Editor’s note: Investor and entrepreneur David Gardner is the founder of Cofounders Capital in Cary and is a regular contributor to WRAL TechWire. Startup Spotlight is a regular part of WRAL TechWire’s “Startup Monday” spotlight. 

CARY –  There is no denying that virtual business meetings are not only the new normal, they will probably continue to be the preferred modality for meetings long after the current pandemic has passed.

Ask anyone who has spent a lot of time in online meetings this year and they will more than likely tell you that they are amazed at how productive they are.

These efficiencies go way beyond the avoidance of travel time. I often stack my meetings in back-to-back thirty-minute slots, so when meeting in person, if someone arrives a few minutes late or spends ten minutes getting coffee, a big chunk of your productive meeting time is lost.

David Gardner

It also seems to me that people talk more efficiently in online meetings.  Who “has the floor” is obvious.   Participants take turns talking as one speaker at a time is the focus of attention.  For some reason this seems to lead to faster decision making, less grandstanding and probably a lot less small talk.   I feel like I’m able to fit more meetings in each day and that they are taking less time to conduct.

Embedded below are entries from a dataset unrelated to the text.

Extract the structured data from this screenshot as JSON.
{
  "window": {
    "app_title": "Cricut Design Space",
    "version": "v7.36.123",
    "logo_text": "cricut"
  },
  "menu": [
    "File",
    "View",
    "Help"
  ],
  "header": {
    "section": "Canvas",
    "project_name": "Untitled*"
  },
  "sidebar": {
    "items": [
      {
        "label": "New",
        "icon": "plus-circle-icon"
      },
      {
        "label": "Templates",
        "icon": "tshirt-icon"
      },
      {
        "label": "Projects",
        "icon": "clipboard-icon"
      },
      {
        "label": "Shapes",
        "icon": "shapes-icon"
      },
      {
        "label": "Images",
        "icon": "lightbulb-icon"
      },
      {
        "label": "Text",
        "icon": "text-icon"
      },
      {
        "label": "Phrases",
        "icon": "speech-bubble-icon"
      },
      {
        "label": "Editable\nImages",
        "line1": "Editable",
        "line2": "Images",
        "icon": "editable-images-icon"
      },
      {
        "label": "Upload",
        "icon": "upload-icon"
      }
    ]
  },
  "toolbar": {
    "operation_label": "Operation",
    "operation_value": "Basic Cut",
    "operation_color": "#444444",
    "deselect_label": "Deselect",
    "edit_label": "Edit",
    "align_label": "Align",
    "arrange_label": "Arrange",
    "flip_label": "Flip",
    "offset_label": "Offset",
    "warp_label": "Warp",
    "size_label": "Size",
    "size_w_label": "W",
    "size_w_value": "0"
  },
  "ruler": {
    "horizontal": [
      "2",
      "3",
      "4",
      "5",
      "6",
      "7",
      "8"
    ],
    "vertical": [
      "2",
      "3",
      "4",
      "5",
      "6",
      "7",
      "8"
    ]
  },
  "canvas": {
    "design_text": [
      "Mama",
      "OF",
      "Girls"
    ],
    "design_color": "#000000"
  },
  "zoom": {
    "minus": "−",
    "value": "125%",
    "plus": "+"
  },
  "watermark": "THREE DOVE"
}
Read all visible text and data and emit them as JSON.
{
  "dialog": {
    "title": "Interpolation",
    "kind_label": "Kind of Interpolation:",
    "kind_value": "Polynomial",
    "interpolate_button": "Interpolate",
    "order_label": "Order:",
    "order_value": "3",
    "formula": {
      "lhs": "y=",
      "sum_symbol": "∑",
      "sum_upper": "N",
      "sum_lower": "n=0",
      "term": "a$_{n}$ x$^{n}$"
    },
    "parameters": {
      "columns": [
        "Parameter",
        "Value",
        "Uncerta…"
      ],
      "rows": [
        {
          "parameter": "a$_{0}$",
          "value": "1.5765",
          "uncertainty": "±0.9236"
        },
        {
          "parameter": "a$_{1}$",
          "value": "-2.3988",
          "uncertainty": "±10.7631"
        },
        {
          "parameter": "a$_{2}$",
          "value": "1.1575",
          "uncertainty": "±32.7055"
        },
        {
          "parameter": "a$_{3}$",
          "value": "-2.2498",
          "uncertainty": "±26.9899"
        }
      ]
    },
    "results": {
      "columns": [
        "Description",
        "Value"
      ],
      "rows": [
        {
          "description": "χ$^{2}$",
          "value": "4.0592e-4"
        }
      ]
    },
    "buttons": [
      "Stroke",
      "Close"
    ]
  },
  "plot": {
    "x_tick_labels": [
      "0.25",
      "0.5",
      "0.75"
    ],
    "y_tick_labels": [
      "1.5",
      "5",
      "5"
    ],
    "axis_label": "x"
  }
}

Just as forced immersion with a new language exponentially accelerates one’s learning curve, this forced 100% adoption of virtual meetings has forced us to rapidly learn that we really don’t need to meet in person to get business done.  A board member of a very large public company told me last month that his search committee recruited, vetted and hired a new CEO without ever meeting him in person.

Everyone seems to be jumping headlong into virtual as the new preferred modality for business.  Several of our portfolio companies have decided not to renew their office leases and remain 100% virtual even after the pandemic.  We are getting business plans now from teams with founders and staff working from all over the country.

Rethinking the basics

As most new recent startup teams are geographically diverse and plan to stay permanently virtual it is forcing us to rethink our fund’s thesis i.e. what is a NC startup?   To all of our surprise business has continued as usual for most knowledge workers and may have even become more efficient. While all of this seems great, I still have this nagging feeling in the back of my mind that we are losing something in the process. Will there be a price to pay at some point in the future for all of our easily won efficiency?

Like a team of over rushed software developers dropping new releases at record pace but heaping up tons of design debt and future scalability problems, will there be consequences for sacrificing some of the more human elements of doing business together?

One may say that my business relationships all seem to be no worse for wear.   After all, I still virtually see my CEO’s, investors and startup community leaders regularly online.   We still make jokes about our beards or about who in the meeting might not be wearing appropriate paints.  Yet, I wonder if these meetings would be as productive and congenial if our working relationships had not been formed in person long before the pandemic forced us into a series of screen pixels.

The relationship challenge

What about new startup entrepreneurs who are just starting to develop their networks?

Now I’m really taken back because I can’t think of a single new strong business relationship that I have formed since March of this year.    That is unheard of for me. I’ve met a lot of people online over the last few months but I can’t say that any of these became business relationships that I’d rate as anywhere close to those I built in person prior to Covid.

The embracing of most new technologies and paradigm shifts typically come with great promise and price.  The mass adoption of virtual meeting technology may be very efficient and even effective at maintaining existing business relationships but I am very concerned about its ability to foster new ones.